KUSANG (BAD COMPANY)
In Gadhada I 18, in order to stress the importance of avoiding kusang on the spiritual path, Maharaj vivifies convincingly: “If he sits in a gathering of materialistic people in a lavish seven-storey haveli decorated with beautiful mirrors and comfortable seats, and if those materialistic people are seated wearing various types of jewellery and fine clothes, and are exchanging liquor amongst themselves, with prostitutes performing vulgar dances to the accompaniment of various musical instruments – then the person’s antahkaran will unquestionably be adversely affected… Therefore, if one thoughtfully examines the influence of good company and evil company on the antahkaran, their effects can be realized.”
NATURE OF THE MIND
To keep the mind occupied, Maharaj uses an example which is familiar to the common peasant, which involves flowers and seeds. Maharaj then links this to recollecting the episodes of Bhagwan’s lila, to subdue the mind.
“The mind is saturated with desires for the world. But, in the manner in which sesame seeds are imbued with scent by padding them between alternating layers of flowers, the mind should be similarly saturated with flowers in the form of the constant remembrance of Bhagwan’s divine actions and incidents – coupled with an understanding of his greatness. The mind should constantly be entangled in a web in the form of these divine actions and incidents of Bhagwan, and thoughts relating to Bhagwan should be constantly conceived in the mind” (Gadhada I 38).
The desire to enjoy the panchvishays is never-ending. For example, we know that after relishing a food item that we are really fond of, such as, ice cream, in as much quantity as we like, we feel contented. Yet the next day, the craving to eat ice cream remains. The same principle holds true for the other vishays of touch, sight, smell and hearing. One is never contented and the desires remain ever more powerful. Total and lasting fulfilment never results by succumbing to and palliating our desires. Shriji Maharaj explains: Craving for the panchvishays for fulfilment by enjoying them, is like trying to pour water into a fissure which has opened up in the ground, reaching into the bowels of the earth. It will never be filled. Similarly, the indriyas will never be satiated even with the utmost enjoyment of the sense-objects (Gadhada II 47).
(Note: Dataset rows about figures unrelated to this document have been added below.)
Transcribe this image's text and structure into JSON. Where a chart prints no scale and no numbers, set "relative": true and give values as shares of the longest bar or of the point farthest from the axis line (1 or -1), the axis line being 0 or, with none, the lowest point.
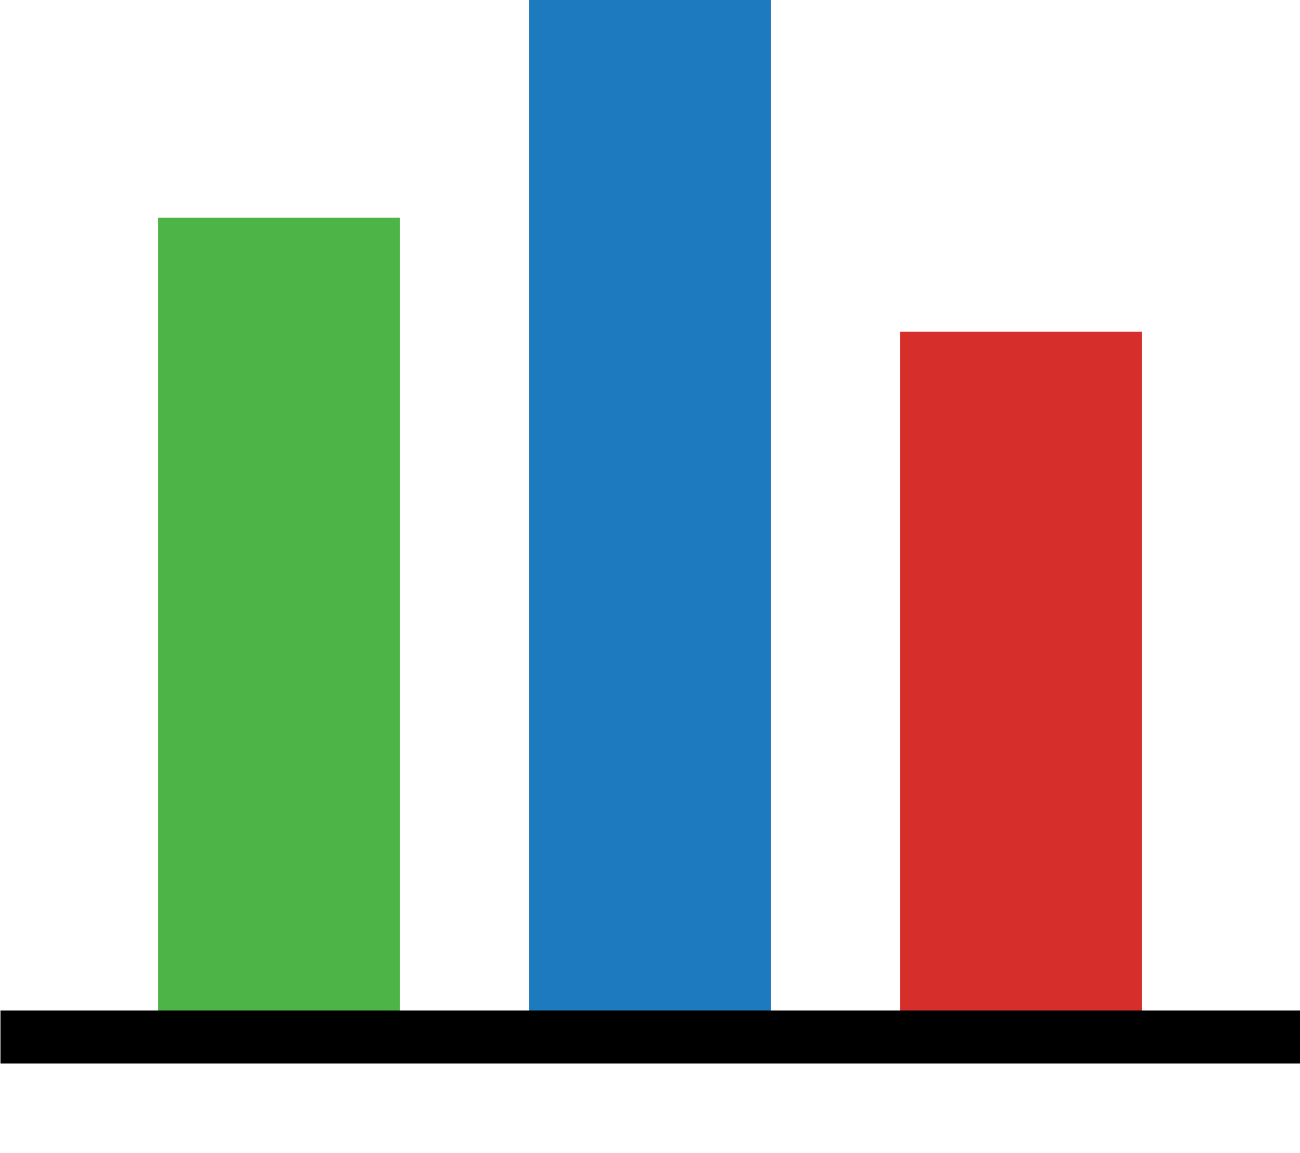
{
  "chart_data": {
    "type": "bar",
    "categories": [
      null,
      null,
      null
    ],
    "values": [
      0.79,
      1,
      0.68
    ],
    "colors": [
      "#4db548",
      "#1e7abf",
      "#d62e2b"
    ],
    "relative": true
  }
}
ANALOGY OF SWEET MILK AND SNAKE VENOM
Maharaj uses the analogy of milk and snake venom in six different ways. The gravity of what he wishes to convey through this analogy, firmly penetrates devotees sitting in the assembly.
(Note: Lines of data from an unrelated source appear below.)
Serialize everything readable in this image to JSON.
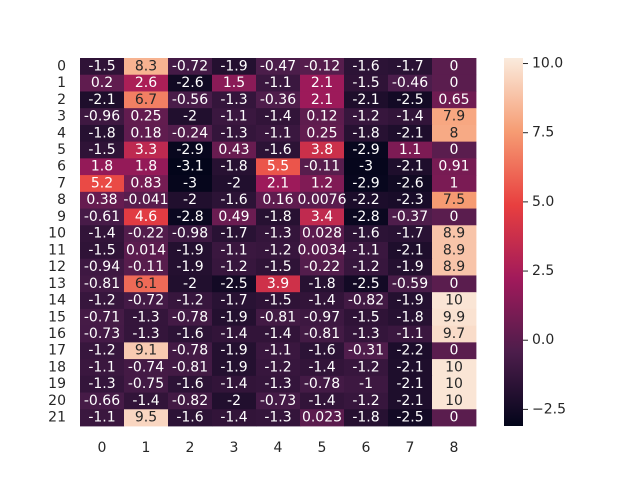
{
  "chart_data": {
    "type": "heatmap",
    "title": "",
    "xlabel": "",
    "ylabel": "",
    "x_categories": [
      "0",
      "1",
      "2",
      "3",
      "4",
      "5",
      "6",
      "7",
      "8"
    ],
    "y_categories": [
      "0",
      "1",
      "2",
      "3",
      "4",
      "5",
      "6",
      "7",
      "8",
      "9",
      "10",
      "11",
      "12",
      "13",
      "14",
      "15",
      "16",
      "17",
      "18",
      "19",
      "20",
      "21"
    ],
    "values": [
      [
        -1.5,
        8.3,
        -0.72,
        -1.9,
        -0.47,
        -0.12,
        -1.6,
        -1.7,
        0
      ],
      [
        0.2,
        2.6,
        -2.6,
        1.5,
        -1.1,
        2.1,
        -1.5,
        -0.46,
        0
      ],
      [
        -2.1,
        6.7,
        -0.56,
        -1.3,
        -0.36,
        2.1,
        -2.1,
        -2.5,
        0.65
      ],
      [
        -0.96,
        0.25,
        -2,
        -1.1,
        -1.4,
        0.12,
        -1.2,
        -1.4,
        7.9
      ],
      [
        -1.8,
        0.18,
        -0.24,
        -1.3,
        -1.1,
        0.25,
        -1.8,
        -2.1,
        8
      ],
      [
        -1.5,
        3.3,
        -2.9,
        0.43,
        -1.6,
        3.8,
        -2.9,
        1.1,
        0
      ],
      [
        1.8,
        1.8,
        -3.1,
        -1.8,
        5.5,
        -0.11,
        -3,
        -2.1,
        0.91
      ],
      [
        5.2,
        0.83,
        -3,
        -2,
        2.1,
        1.2,
        -2.9,
        -2.6,
        1
      ],
      [
        0.38,
        -0.041,
        -2,
        -1.6,
        0.16,
        0.0076,
        -2.2,
        -2.3,
        7.5
      ],
      [
        -0.61,
        4.6,
        -2.8,
        0.49,
        -1.8,
        3.4,
        -2.8,
        -0.37,
        0
      ],
      [
        -1.4,
        -0.22,
        -0.98,
        -1.7,
        -1.3,
        0.028,
        -1.6,
        -1.7,
        8.9
      ],
      [
        -1.5,
        0.014,
        -1.9,
        -1.1,
        -1.2,
        0.0034,
        -1.1,
        -2.1,
        8.9
      ],
      [
        -0.94,
        -0.11,
        -1.9,
        -1.2,
        -1.5,
        -0.22,
        -1.2,
        -1.9,
        8.9
      ],
      [
        -0.81,
        6.1,
        -2,
        -2.5,
        3.9,
        -1.8,
        -2.5,
        -0.59,
        0
      ],
      [
        -1.2,
        -0.72,
        -1.2,
        -1.7,
        -1.5,
        -1.4,
        -0.82,
        -1.9,
        10
      ],
      [
        -0.71,
        -1.3,
        -0.78,
        -1.9,
        -0.81,
        -0.97,
        -1.5,
        -1.8,
        9.9
      ],
      [
        -0.73,
        -1.3,
        -1.6,
        -1.4,
        -1.4,
        -0.81,
        -1.3,
        -1.1,
        9.7
      ],
      [
        -1.2,
        9.1,
        -0.78,
        -1.9,
        -1.1,
        -1.6,
        -0.31,
        -2.2,
        0
      ],
      [
        -1.1,
        -0.74,
        -0.81,
        -1.9,
        -1.2,
        -1.4,
        -1.2,
        -2.1,
        10
      ],
      [
        -1.3,
        -0.75,
        -1.6,
        -1.4,
        -1.3,
        -0.78,
        -1,
        -2.1,
        10
      ],
      [
        -0.66,
        -1.4,
        -0.82,
        -2,
        -0.73,
        -1.4,
        -1.2,
        -2.1,
        10
      ],
      [
        -1.1,
        9.5,
        -1.6,
        -1.4,
        -1.3,
        0.023,
        -1.8,
        -2.5,
        0
      ]
    ],
    "labels": [
      [
        "-1.5",
        "8.3",
        "-0.72",
        "-1.9",
        "-0.47",
        "-0.12",
        "-1.6",
        "-1.7",
        "0"
      ],
      [
        "0.2",
        "2.6",
        "-2.6",
        "1.5",
        "-1.1",
        "2.1",
        "-1.5",
        "-0.46",
        "0"
      ],
      [
        "-2.1",
        "6.7",
        "-0.56",
        "-1.3",
        "-0.36",
        "2.1",
        "-2.1",
        "-2.5",
        "0.65"
      ],
      [
        "-0.96",
        "0.25",
        "-2",
        "-1.1",
        "-1.4",
        "0.12",
        "-1.2",
        "-1.4",
        "7.9"
      ],
      [
        "-1.8",
        "0.18",
        "-0.24",
        "-1.3",
        "-1.1",
        "0.25",
        "-1.8",
        "-2.1",
        "8"
      ],
      [
        "-1.5",
        "3.3",
        "-2.9",
        "0.43",
        "-1.6",
        "3.8",
        "-2.9",
        "1.1",
        "0"
      ],
      [
        "1.8",
        "1.8",
        "-3.1",
        "-1.8",
        "5.5",
        "-0.11",
        "-3",
        "-2.1",
        "0.91"
      ],
      [
        "5.2",
        "0.83",
        "-3",
        "-2",
        "2.1",
        "1.2",
        "-2.9",
        "-2.6",
        "1"
      ],
      [
        "0.38",
        "-0.041",
        "-2",
        "-1.6",
        "0.16",
        "0.0076",
        "-2.2",
        "-2.3",
        "7.5"
      ],
      [
        "-0.61",
        "4.6",
        "-2.8",
        "0.49",
        "-1.8",
        "3.4",
        "-2.8",
        "-0.37",
        "0"
      ],
      [
        "-1.4",
        "-0.22",
        "-0.98",
        "-1.7",
        "-1.3",
        "0.028",
        "-1.6",
        "-1.7",
        "8.9"
      ],
      [
        "-1.5",
        "0.014",
        "-1.9",
        "-1.1",
        "-1.2",
        "0.0034",
        "-1.1",
        "-2.1",
        "8.9"
      ],
      [
        "-0.94",
        "-0.11",
        "-1.9",
        "-1.2",
        "-1.5",
        "-0.22",
        "-1.2",
        "-1.9",
        "8.9"
      ],
      [
        "-0.81",
        "6.1",
        "-2",
        "-2.5",
        "3.9",
        "-1.8",
        "-2.5",
        "-0.59",
        "0"
      ],
      [
        "-1.2",
        "-0.72",
        "-1.2",
        "-1.7",
        "-1.5",
        "-1.4",
        "-0.82",
        "-1.9",
        "10"
      ],
      [
        "-0.71",
        "-1.3",
        "-0.78",
        "-1.9",
        "-0.81",
        "-0.97",
        "-1.5",
        "-1.8",
        "9.9"
      ],
      [
        "-0.73",
        "-1.3",
        "-1.6",
        "-1.4",
        "-1.4",
        "-0.81",
        "-1.3",
        "-1.1",
        "9.7"
      ],
      [
        "-1.2",
        "9.1",
        "-0.78",
        "-1.9",
        "-1.1",
        "-1.6",
        "-0.31",
        "-2.2",
        "0"
      ],
      [
        "-1.1",
        "-0.74",
        "-0.81",
        "-1.9",
        "-1.2",
        "-1.4",
        "-1.2",
        "-2.1",
        "10"
      ],
      [
        "-1.3",
        "-0.75",
        "-1.6",
        "-1.4",
        "-1.3",
        "-0.78",
        "-1",
        "-2.1",
        "10"
      ],
      [
        "-0.66",
        "-1.4",
        "-0.82",
        "-2",
        "-0.73",
        "-1.4",
        "-1.2",
        "-2.1",
        "10"
      ],
      [
        "-1.1",
        "9.5",
        "-1.6",
        "-1.4",
        "-1.3",
        "0.023",
        "-1.8",
        "-2.5",
        "0"
      ]
    ],
    "colorbar": {
      "vmin": -3.1,
      "vmax": 10.2,
      "ticks": [
        -2.5,
        0.0,
        2.5,
        5.0,
        7.5,
        10.0
      ],
      "tick_labels": [
        "−2.5",
        "0.0",
        "2.5",
        "5.0",
        "7.5",
        "10.0"
      ],
      "colormap": "rocket",
      "colors": [
        "#03051a",
        "#4c1d4b",
        "#a11a5b",
        "#e83f3f",
        "#f69c73",
        "#faebdd"
      ]
    },
    "grid": false,
    "legend": "colorbar-right"
  }
}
In Gadhada I 35, Maharaj compares the venom to finding faults in Bhagwan and his Sadhu, thus poisoning the otherwise great intellect of a devotee.
In Loya 10, Maharaj makes a subtle concept lucid. He says that when the jiva fully realizes the repugnance of the worldly charms, he then ceases to be attracted by them, just as one who sees snake venom falling in sweet milk will be repelled by it.
Throughout the Vachanamrut, Maharaj reveals his immense dislike of one with ego. In Loya 17, he compares the ego-conscious devotee to a man drinking milk laced with snake venom: “He who identifies his self with the body will definitely bear contempt for the sadhu and will eventually fall from Satsang – either after one month or two months; after one year or two years or even ten years; or maybe at the time of death or even after death – he will certainly fall” (Loya 17).
“After his death” means that the ego will be hampering the jiva’s spiritual progress even in the births that follow.
One who has no knowledge of Bhagwan’s glory and greatness is not able to liberate anyone and one should not even listen to his discourses. Maharaj calls him, ‘spiritually impotent’ in Vartal 12. Those who listen to such a person are likened to drinking poisoned milk and liable to fall from the spiritual path.
In Gadhada III 12, Maharaj compares devotees who have excessive attachment towards their relations to the saliva of a snake. The attachment will surely hamper the devotee’s spiritual progress
Finally, Maharaj explains in Gadhada III 19 that, though one may not be attached to his relatives, one can get attached to someone nursing him during illness. This attachment is also likened to venom in milk. It will disturb his devotion to Bhagwan.
A close look at the above examples shows Maharaj’s creativity in using one simple analogy to convey six different concepts, all vitally important for the spiritual progress of a devotee and easily understood by him. In the foregoing analogies, Shriji Maharaj derives one concept using one analogy, a straightforward and common teaching method. However when he draws several different concepts from the same analogy in different Vachanamruts, we are forced to bow down to his supranormal ingenuity.
These examples are just a few from the treasure trove of analogies that Maharaj used in his discourses. He also used analogies in a series of letters collectively known as Vedras – nectar of the Vedas, written exclusively to his paramhansas and elaborating the panch vartmans. Vedras is replete with imagery, with an average of one analogy every fourth sentence.
From the examples of imagery discussed, one can appreciate Bhagwan Swaminarayan’s immense knowledge. In addition, he possessed a phenomenal flair in using simple imagery to simplify abstruse philosophical truths and imparting them in a form understandable to the layman.